4.5. Scalability, Resilience, and Management

  • NAT Traversal & Discovery:

    • Implementation of NAT traversal techniques (UPnP, STUN, TURN) and decentralized peer discovery ensures reliable connectivity, even behind firewalls.
  • Monitoring & Conflict Resolution:

    • Systems to monitor node availability (heartbeats, health checks) are essential for maintaining replication and redundancy.
    • Conflict resolution protocols are implemented in the manifest for consistent state management across devices and nodes.

5. Threat Model & Security Audit

  • Threat Model Perspective:

    • Protect against potential vulnerabilities including unauthorized access, tampering with the manifest, compromised nodes, and interception of communications.
    • Emphasize that all sensitive operations (encryption, key management, and manifest maintenance) are performed client-side or within a trusted node environment.
  • Audit & Transparency:

    • An immutable, cryptographically chained manifest offers auditability.
    • The design encourages regular security audits and community reviews to validate the security framework.

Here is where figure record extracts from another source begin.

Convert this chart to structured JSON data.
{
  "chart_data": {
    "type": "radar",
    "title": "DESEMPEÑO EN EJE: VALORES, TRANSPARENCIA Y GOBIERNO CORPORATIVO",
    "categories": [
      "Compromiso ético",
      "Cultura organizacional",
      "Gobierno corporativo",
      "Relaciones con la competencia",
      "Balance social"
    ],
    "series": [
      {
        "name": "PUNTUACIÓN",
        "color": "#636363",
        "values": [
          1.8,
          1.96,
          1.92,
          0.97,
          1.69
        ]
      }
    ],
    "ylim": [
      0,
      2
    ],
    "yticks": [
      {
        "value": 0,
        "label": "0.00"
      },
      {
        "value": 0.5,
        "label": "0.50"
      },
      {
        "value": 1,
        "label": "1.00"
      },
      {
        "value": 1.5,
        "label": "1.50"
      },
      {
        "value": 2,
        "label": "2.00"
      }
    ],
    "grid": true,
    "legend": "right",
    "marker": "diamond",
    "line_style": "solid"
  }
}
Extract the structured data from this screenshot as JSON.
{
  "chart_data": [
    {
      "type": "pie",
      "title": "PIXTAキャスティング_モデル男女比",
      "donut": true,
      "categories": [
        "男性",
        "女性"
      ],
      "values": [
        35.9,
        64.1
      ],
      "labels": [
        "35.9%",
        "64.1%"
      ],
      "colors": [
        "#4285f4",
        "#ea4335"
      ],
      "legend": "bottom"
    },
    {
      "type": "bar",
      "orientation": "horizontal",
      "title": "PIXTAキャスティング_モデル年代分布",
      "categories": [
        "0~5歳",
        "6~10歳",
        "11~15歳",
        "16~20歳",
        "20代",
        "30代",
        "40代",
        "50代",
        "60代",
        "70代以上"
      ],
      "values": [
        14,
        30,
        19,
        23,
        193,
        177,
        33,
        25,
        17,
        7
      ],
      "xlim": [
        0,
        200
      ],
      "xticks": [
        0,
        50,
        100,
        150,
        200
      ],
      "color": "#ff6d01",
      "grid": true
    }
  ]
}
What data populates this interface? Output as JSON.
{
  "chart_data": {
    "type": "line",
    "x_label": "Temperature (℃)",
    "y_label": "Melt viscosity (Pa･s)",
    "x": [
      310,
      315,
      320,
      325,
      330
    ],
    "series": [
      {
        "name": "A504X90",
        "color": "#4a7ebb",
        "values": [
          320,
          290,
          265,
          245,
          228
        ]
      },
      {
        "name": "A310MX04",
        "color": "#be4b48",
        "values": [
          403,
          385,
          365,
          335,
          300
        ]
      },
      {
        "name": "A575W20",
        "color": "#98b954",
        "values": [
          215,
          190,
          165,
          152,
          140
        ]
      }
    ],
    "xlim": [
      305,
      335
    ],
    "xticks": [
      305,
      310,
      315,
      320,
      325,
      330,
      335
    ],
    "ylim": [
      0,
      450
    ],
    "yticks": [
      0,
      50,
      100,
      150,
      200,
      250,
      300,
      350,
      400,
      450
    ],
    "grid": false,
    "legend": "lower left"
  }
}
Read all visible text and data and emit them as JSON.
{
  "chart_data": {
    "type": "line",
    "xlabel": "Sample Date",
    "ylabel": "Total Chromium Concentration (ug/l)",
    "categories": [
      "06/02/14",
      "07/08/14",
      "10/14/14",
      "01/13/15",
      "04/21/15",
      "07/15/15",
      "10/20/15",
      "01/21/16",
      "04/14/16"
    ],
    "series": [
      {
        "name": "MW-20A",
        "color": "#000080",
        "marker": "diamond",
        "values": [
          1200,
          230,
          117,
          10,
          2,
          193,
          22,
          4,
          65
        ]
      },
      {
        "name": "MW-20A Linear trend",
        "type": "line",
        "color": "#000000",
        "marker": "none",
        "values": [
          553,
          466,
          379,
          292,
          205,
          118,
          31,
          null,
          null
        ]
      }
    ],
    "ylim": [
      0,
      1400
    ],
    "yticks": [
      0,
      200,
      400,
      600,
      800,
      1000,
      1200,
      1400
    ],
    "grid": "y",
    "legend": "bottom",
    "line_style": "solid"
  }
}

6. Roadmap & Future Enhancements

  • Initial Development:

    • Build a robust CLI client for file operations, including adding files, updating versions, and restoring files, backed by an append-only manifest.
    • Develop the server/P2P node with secure API endpoints and replication functionality.
  • P2P Network Expansion:

    • Implement automated peer discovery, NAT traversal support, and dynamic trust mechanisms.
    • Create user-friendly tools for configuring peer connections and managing replication policies.
  • Advanced Features:

    • Extend the system with a web interface.
    • Explore integration with existing distributed systems or version control systems.
    • Consider plugins or additional tools to automate backup management and network health monitoring.

7. Conclusion

This discovery document establishes the fundamental framework for a secure, self-hosted encrypted file storage system that integrates efficient versioning, a verifiable append-only manifest, and a P2P network for file sharing and redundancy. By combining client-side encryption, content-addressable storage, robust manifest management, and secure node connectivity, the product aims to deliver high security, privacy, and resilience in a distributed self-hosting environment.